On Tuesday evening Paratici insisted in a club video message that Spurs would fight on in their battle for Champions League football.

Yet just the following day, Fifa announced that Paratici’s 30-month football ban in Italy had been extended to cover the entire globe.

Spurs were caught off guard by this announcement and have been trying to seek clarification from Fifa before making any comments about Paratici’s future. He is effectively redundant, or at least on a long period of gardening leave.

But what is undeniable is that Paratici’s future has been uncertain for many, many months.

Across Europe, but particularly in Italy, the coverage of the 11 former Juventus executives accused by the Italian FA of financial misconduct has been fairly widespread.

Conversations have been taking place high up in boardroom circles for some time about who might replace Paratici if he is found guilty by the Prisma investigation taking place in Italy in next month.

A number of sporting directors have privately expressed an interest in the Spurs job, such is the extent of the coverage across Europe.

Yet the Spurs board appear to have turned a blind eye to it all, until now.

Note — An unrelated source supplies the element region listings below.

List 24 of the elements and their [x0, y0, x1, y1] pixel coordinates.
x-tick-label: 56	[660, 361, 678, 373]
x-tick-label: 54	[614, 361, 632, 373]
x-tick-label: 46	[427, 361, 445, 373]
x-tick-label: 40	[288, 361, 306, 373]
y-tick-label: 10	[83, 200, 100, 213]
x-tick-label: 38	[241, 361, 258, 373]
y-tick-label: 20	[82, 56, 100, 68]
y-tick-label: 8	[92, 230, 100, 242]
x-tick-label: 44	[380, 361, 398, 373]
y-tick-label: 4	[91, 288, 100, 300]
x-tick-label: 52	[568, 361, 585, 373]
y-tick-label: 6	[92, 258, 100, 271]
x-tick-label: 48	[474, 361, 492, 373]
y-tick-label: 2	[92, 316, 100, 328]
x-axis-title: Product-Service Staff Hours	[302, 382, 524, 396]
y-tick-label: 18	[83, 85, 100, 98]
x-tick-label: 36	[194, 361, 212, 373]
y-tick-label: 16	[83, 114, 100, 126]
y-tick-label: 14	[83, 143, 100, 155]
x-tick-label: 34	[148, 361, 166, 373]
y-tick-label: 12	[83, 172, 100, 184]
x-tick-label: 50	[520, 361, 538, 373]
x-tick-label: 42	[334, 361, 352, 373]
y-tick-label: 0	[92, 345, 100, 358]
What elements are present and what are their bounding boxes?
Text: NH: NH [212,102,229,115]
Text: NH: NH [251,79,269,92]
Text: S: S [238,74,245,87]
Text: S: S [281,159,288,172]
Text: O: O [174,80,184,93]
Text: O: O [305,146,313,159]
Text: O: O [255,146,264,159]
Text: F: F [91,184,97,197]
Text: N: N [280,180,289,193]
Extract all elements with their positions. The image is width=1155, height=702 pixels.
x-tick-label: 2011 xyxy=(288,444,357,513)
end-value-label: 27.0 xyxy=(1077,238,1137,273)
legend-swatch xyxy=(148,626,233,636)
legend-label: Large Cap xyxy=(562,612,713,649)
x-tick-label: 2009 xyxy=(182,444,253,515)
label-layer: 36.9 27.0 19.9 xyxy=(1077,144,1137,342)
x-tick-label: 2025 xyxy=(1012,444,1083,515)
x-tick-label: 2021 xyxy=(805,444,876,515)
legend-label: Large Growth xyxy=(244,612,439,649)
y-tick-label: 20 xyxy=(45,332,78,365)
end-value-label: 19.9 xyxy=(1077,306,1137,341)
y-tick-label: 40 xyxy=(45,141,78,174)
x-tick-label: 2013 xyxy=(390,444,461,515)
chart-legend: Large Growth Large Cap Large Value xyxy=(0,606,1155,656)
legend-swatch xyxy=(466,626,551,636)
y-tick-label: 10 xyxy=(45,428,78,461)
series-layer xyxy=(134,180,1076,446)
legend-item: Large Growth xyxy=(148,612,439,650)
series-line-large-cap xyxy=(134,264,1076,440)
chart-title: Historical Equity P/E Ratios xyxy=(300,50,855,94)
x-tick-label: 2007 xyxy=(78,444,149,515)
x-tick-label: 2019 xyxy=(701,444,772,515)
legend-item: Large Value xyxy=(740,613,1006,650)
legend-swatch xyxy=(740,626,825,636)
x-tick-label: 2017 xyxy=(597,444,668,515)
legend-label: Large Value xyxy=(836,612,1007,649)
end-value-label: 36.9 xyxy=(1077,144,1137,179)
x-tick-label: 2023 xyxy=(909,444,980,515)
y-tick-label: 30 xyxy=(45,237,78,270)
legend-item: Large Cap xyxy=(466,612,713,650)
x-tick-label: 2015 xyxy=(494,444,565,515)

Whatever Fifa’s response might be to the clubs’ request for clarity, it is inconceivable that Paratici will be at his desk again this season.

The likelihood is that he has time in North London is coming to an end, regardless of the outcome of the ongoing criminal investigation.

Just as at Goodison Park, where empty seats in the directors’ box have been the abiding image of this season, there appears to be a vacuum at the top.

In such circumstances, speculation and conjecture can thrive and it is hugely detrimental to any club when that happens.

Supporters of both clubs can at least be reassured that there are qualified men at the helm on the touchline.

Stellini and Dyche are capable of leading their players through the remainder of the season and beyond.

But both clubs are in desperate need of strong leadership and communication over the coming months.